English Football Suspended Until April 30 as COVID-19 Continues to Disrupt Lives

English Premier League postponed until April 30

English football bosses via conference call on Thursday decided to suspend all professional football until April 30 due to coronavirus.

It seems the bad news just keeps on coming if you’re a football fan and by the same token, online sports betting fan.

In a joint statement issued by the FA, Premier League, and EFL, the apex football bodies acknowledged the impact of the virus on the sport, as it looked to find the right way to finish the 2019-20 professional football season.

A blanket ban for all English leagues

The blanket ban covers all tournaments and matches, including the women’s professional games.

Up until last week, the competitions like the Premier League and English Football League were set to start in early April.

However, with coronavirus quickly tightening its grip in the UK, it was only a matter of time before the leagues were suspended for longer. As things stand, no football will be played in England for at least 40 days, not earlier than April 30.

This suspension certainly makes up for the postponement of the Euro 2020. The decision by the UEFA allows for the European countries to conclude their domestic football seasons, without having to worry about playing in the Euro Cup.

What does it mean for the Premier League?

At the moment, there 9 matchdays to be played for the league to reach its completion.

Should the league start in early May, teams may have eight weeks to clear their fixtures before moving on to the Olympics and the beginning of next season.

Fatigue and fitness will be a concern here.

Granted, it’s pretty tight – but still, doable when push comes to shove.

Liverpool have all but won the Premier League, as the league leaders sit on the top with a 25-point cushion over Manchester City. The real battle, however, lies in the UEFA leagues playoff spots.

Liverpool may be denied their first Premier League title in 30 years

The remaining four places for the European Cups are spread across just 12 points. Chelsea and Manchester United are separated by just three points, with Leicester starting to breathe down City’s neck.

Many expect for the season to be completed even if it is with a massive delay. Calling the season null and void is not an option to entertain right now, with Liverpool close to a historic victory.

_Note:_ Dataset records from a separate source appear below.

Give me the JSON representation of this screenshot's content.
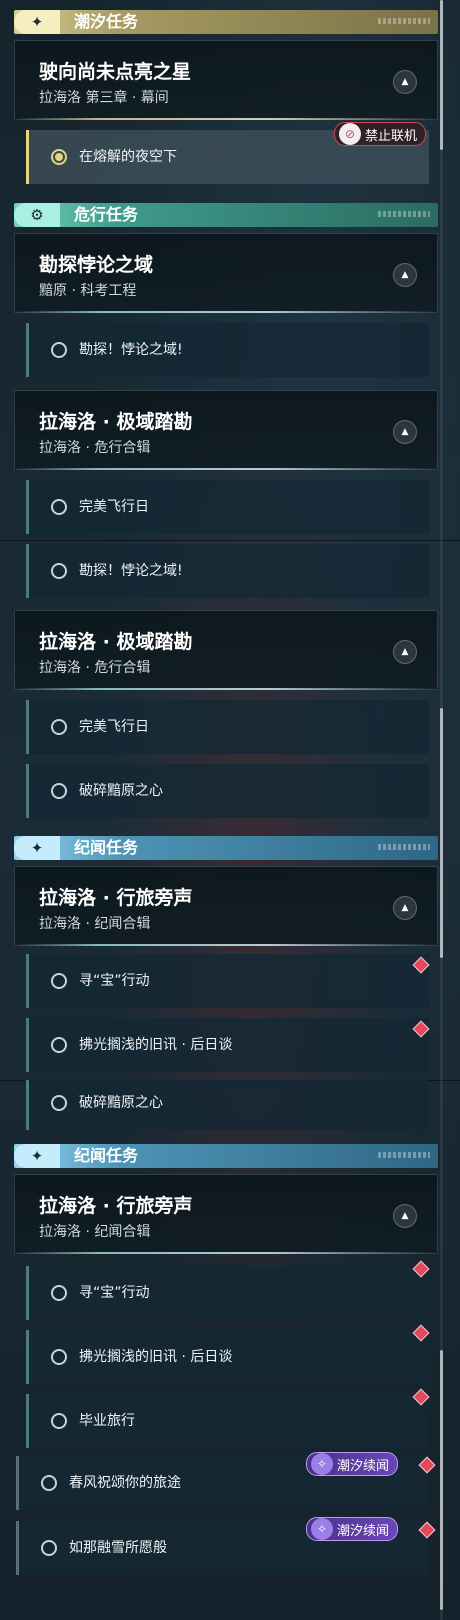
{
  "panel1": {
    "cat_tide": {
      "label": "潮汐任务"
    },
    "card_main": {
      "title": "驶向尚未点亮之星",
      "sub": "拉海洛 第三章 · 幕间"
    },
    "task_active": {
      "label": "在熔解的夜空下",
      "badge": "禁止联机"
    },
    "cat_danger": {
      "label": "危行任务"
    },
    "card_danger1": {
      "title": "勘探悖论之域",
      "sub": "黯原 · 科考工程"
    },
    "task_d1": {
      "label": "勘探！悖论之域!"
    },
    "card_danger2": {
      "title": "拉海洛 · 极域踏勘",
      "sub": "拉海洛 · 危行合辑"
    },
    "task_d2": {
      "label": "完美飞行日"
    }
  },
  "panel2": {
    "task_a": {
      "label": "勘探！悖论之域!"
    },
    "card_danger2": {
      "title": "拉海洛 · 极域踏勘",
      "sub": "拉海洛 · 危行合辑"
    },
    "task_b": {
      "label": "完美飞行日"
    },
    "task_c": {
      "label": "破碎黯原之心"
    },
    "cat_story": {
      "label": "纪闻任务"
    },
    "card_story": {
      "title": "拉海洛 · 行旅旁声",
      "sub": "拉海洛 · 纪闻合辑"
    },
    "task_d": {
      "label": "寻“宝”行动"
    },
    "task_e": {
      "label": "拂光搁浅的旧讯 · 后日谈"
    }
  },
  "panel3": {
    "task_a": {
      "label": "破碎黯原之心"
    },
    "cat_story": {
      "label": "纪闻任务"
    },
    "card_story": {
      "title": "拉海洛 · 行旅旁声",
      "sub": "拉海洛 · 纪闻合辑"
    },
    "task_b": {
      "label": "寻“宝”行动"
    },
    "task_c": {
      "label": "拂光搁浅的旧讯 · 后日谈"
    },
    "task_d": {
      "label": "毕业旅行"
    },
    "task_e": {
      "label": "春风祝颂你的旅途",
      "badge": "潮汐续闻"
    },
    "task_f": {
      "label": "如那融雪所愿般",
      "badge": "潮汐续闻"
    }
  },
  "icons": {
    "tide_badge": "four-point-star-icon",
    "danger_badge": "gear-icon",
    "story_badge": "four-point-star-icon",
    "toggle": "chevron-up-icon",
    "alert": "red-diamond-icon",
    "offline": "no-multiplayer-icon",
    "tide_followup": "spiral-star-icon"
  },
  "colors": {
    "tide": "#d6ce93",
    "danger": "#6fd2bd",
    "story": "#8fd5f0",
    "alert": "#e04a5a",
    "followup": "#6a47b8"
  }
}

They just need 2 points to win their first EPL title in 30 years. At the same time, just declaring them winners won’t do justice to their phenomenal performance, as the lads would have at least preferred to finish the league.

The most likely scenario

The most likely scenario is that all the English leagues will be finished by June 30.

There are important reasons, financial and commercial, for that cut-off point.

The first is that most footballer’s contracts (those who expire this year) would end on that day. If the leagues went on for another week or two, you’d have the strange situation where a player whose contract was expiring, wouldn’t be available for a couple of crucial matches at the end of the season because they were out of a contract.

Similarly, free agents, or Bosman players if you prefer, who signed deals in January would be expected to report to, or at least be available for, their new clubs after that date.

Another reason is that June 30 is when teams tend to change their kits. The design itself may not be that important but the kit manufacturer and sponsors certainly are.

If say Everton were having a new kit supplied by a new sports brand and were sponsored by a new company for the 2020-21 season, then which kits would they wear for matches after June 30?

This may all sound rather trivial but football is big business, a lot of money is involved and these things matter more than they appear.

What else could happen?

The season could be cancelled entirely.

One person who holds the view that that’s what should happen is West Ham Managing Director Karren Brady. But then again, she would say that.

After all, West Ham are in a perilous position in 16th and the cancellation of the season would mean they’d remain in the Premier League. That could mean a difference of tens of millions of pounds to the club and that’s just next season we’re talking about.

Promotion to the Premier League is one of the hardest tasks in football and she’s well aware of that. Only Brady herself will truly know if her view is based on human considerations or the sporting and financial ones of her employer.

Cancelling the season is not a terrible idea too, given the circumstances.

Unfair to Liverpool, sure.

But now is not the time for sentimentality.

Everyone wants the season to reach its natural conclusion but some things go beyond even football.

The wait goes on for real money punters to get stuck into some high-profile Premier League betting again.